Tor-Einar Jarnbjo Tor-Einar at Jarnbjo.de
Tue Jan 4 15:56:01 PST 2005


Hi,

a few things I stumbled across in the latest draft version, related to new
paragraphs or things I haven't noticed before:

* 2.2  Payload Header

*    Codebook Ident: 32 bits
*
*    This 32 bit field is used to associate the Vorbis data to a decoding
*    Codebook.  It is created by making a CRC32 checksum of the codebook
*    required to decode the particular Vorbis audio stream.

It should be defined exactly which data is being used to create the codebook
checksum. One thing, which is not obvious to me is if the packet type
descriptor shall be included when calculating the checksum. I am also
wondering if it's not better (to avoid random checksum duplicates) to use a
better hash algorithm than CRC32.

* 3.  Frame Packetizing
*
*    Any Vorbis data packet that is 256 octets or less SHOULD be bundled
*    in the RTP packet with as many Vorbis packets as will fit, up to a
*    maximum of 16.

Wouldn't it make sense here to have some more formal description of the RTP
packet length than just "as will fit"?

*    If a Vorbis packet is larger than 256 octets it MUST be fragmented.

Is it really necessary to have a one octet Vorbis packet length field in the
RTP packet and limit the Vorbis packet length to 256 octets? Most Vorbis
packets are longer (at common bitrates, I would estimate 500-1000 bytes) and
most networks paths have a higher MTU, making them able to transport common
Vorbis packets without splitting them, hence causing unnecessary bandwidth
overhead. The UDP packet header, the RTP packet header and the 6 octets for
the Vorbis specific data adds up to about 50 octets. That is at least 20% if
the rest of the data is limited to 256 octets.

* 4.  Configuration Headers
*
*    To decode a Vorbis stream three configuration header blocks are
*    needed.  The first header indicates the sample and bitrates, the
*    number of channels and the version of the Vorbis encoder used.  The
*    second header contains the decoders probability model, or codebook
*    and the third header details stream metadata.

The metadata header block is not needed for stream decoding. It was already
discussed to even recommend using some other metadata format together with
Vorbis/RTP, as the Vorbis metadata header is rather limited.

* 4.1  In-band Header Transmission
*
*    The three header data blocks are sent in-band with the packet type
*    bits set to match the payload type.  The transmission sequence for
*    the headers MUST be in this order:  configuration, codebook,
*    metadata.

This MUST is technically irrelevant. Even if the Vorbis spec itself has this
unecessary "MUST", I don't see any point in copying it in the RTP RFC. As
long as the configuration and the codebook header has been received properly
by the client (in any order), it is able to decode the audio stream.
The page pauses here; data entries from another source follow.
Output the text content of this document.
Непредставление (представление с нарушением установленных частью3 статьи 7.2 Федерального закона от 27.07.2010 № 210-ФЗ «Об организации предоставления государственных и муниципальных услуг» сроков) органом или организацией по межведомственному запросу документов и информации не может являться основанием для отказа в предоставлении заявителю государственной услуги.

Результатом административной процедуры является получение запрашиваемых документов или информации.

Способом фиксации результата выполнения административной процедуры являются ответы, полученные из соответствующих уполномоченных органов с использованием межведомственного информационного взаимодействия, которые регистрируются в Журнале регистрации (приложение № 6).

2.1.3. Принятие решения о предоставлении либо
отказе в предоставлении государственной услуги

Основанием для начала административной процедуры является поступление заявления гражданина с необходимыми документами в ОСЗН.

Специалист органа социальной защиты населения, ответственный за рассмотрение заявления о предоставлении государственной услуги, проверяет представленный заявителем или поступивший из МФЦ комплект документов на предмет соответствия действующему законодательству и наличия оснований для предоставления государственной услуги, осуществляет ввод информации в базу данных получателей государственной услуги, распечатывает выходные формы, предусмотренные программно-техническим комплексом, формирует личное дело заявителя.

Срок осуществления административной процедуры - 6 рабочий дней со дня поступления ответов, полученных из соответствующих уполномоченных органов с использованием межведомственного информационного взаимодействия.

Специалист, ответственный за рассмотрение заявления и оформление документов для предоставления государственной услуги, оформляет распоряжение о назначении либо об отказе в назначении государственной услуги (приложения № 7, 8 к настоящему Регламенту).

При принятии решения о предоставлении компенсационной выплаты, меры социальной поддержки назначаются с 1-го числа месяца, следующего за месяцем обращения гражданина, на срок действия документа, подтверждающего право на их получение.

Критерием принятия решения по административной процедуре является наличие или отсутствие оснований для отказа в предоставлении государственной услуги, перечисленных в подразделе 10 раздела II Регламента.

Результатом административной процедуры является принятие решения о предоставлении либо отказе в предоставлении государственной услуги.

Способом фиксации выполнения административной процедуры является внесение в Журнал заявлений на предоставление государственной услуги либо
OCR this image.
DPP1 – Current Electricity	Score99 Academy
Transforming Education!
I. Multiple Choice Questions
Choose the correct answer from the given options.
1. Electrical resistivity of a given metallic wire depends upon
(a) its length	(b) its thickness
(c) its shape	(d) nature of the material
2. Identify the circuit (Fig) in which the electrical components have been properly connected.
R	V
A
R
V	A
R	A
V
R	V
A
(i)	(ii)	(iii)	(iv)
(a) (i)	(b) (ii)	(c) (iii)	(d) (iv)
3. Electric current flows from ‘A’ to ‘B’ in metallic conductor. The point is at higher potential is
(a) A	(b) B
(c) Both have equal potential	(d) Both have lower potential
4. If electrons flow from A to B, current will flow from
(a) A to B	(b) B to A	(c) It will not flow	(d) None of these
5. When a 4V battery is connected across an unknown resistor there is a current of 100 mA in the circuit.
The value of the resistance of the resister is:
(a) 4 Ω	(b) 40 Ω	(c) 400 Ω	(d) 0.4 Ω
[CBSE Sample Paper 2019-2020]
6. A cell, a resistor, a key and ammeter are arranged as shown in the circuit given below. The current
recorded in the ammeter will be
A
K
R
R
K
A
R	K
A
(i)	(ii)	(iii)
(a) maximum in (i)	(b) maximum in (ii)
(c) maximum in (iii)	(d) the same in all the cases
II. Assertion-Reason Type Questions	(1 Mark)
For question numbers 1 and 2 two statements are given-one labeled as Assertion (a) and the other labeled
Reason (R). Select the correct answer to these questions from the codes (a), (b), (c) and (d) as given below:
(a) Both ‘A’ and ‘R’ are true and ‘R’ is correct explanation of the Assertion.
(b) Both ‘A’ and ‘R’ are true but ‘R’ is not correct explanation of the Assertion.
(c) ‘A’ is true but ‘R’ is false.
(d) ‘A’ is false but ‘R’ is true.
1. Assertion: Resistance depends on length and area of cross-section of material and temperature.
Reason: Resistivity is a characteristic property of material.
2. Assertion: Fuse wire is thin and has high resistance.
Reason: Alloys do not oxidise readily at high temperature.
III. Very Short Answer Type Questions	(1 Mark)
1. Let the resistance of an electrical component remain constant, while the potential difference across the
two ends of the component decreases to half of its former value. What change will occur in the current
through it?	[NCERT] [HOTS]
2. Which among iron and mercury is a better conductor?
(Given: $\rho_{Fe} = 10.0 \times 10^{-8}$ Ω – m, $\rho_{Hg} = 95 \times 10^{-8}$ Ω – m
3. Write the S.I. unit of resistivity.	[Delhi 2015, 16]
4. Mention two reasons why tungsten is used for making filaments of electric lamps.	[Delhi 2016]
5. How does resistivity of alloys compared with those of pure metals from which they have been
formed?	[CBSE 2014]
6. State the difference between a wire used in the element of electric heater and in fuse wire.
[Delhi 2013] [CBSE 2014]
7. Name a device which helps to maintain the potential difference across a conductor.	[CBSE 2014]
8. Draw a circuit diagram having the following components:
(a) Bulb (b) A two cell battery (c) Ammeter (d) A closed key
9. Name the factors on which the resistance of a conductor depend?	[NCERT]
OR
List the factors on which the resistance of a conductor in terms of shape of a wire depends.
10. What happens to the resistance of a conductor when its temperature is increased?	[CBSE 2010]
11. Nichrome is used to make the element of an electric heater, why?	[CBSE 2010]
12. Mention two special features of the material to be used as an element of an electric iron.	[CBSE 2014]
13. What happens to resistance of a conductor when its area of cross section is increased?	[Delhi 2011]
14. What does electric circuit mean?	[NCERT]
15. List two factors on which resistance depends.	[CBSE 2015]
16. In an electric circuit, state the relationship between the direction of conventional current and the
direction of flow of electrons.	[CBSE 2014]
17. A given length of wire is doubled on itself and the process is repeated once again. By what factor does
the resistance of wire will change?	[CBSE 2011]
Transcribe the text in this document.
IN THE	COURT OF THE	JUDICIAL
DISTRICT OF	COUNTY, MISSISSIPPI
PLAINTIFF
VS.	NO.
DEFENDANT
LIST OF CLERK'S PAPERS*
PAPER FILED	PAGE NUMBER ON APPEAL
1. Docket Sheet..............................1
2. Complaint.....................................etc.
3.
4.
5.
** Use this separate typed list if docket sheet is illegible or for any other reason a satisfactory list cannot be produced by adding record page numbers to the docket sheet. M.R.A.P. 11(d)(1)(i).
*    A 16 bit codebook length field precedes the codebook datablock.  The
*    length field allows for codebooks to be up to 64K in size.

Is it ok to limit the codebook length to 64 kilobytes? Is it ok to
abbreviate kilobyte with K? The text graphic on page 13 shows a 32 bit
codebook length field.

Why is there a codebook ident in the configuration header packet?

The first paragraph on page 13 is not clear to me. Will the codebook ident
of the codebook packet itself in some cases differ from the actually
transmitted codebook? In any case, what's the point in including it? AFAIK,
RTP depends on reliable packet transport anyway, so there is no need to add
checksums, just to detect corrupted data.

Because of the same reason why a more detailed description of the checksum
calculation is necessary, it should also be described in section 4.3 in
which format the codebook header will be delivered from the specified URI
(at least with or without packet type descriptor).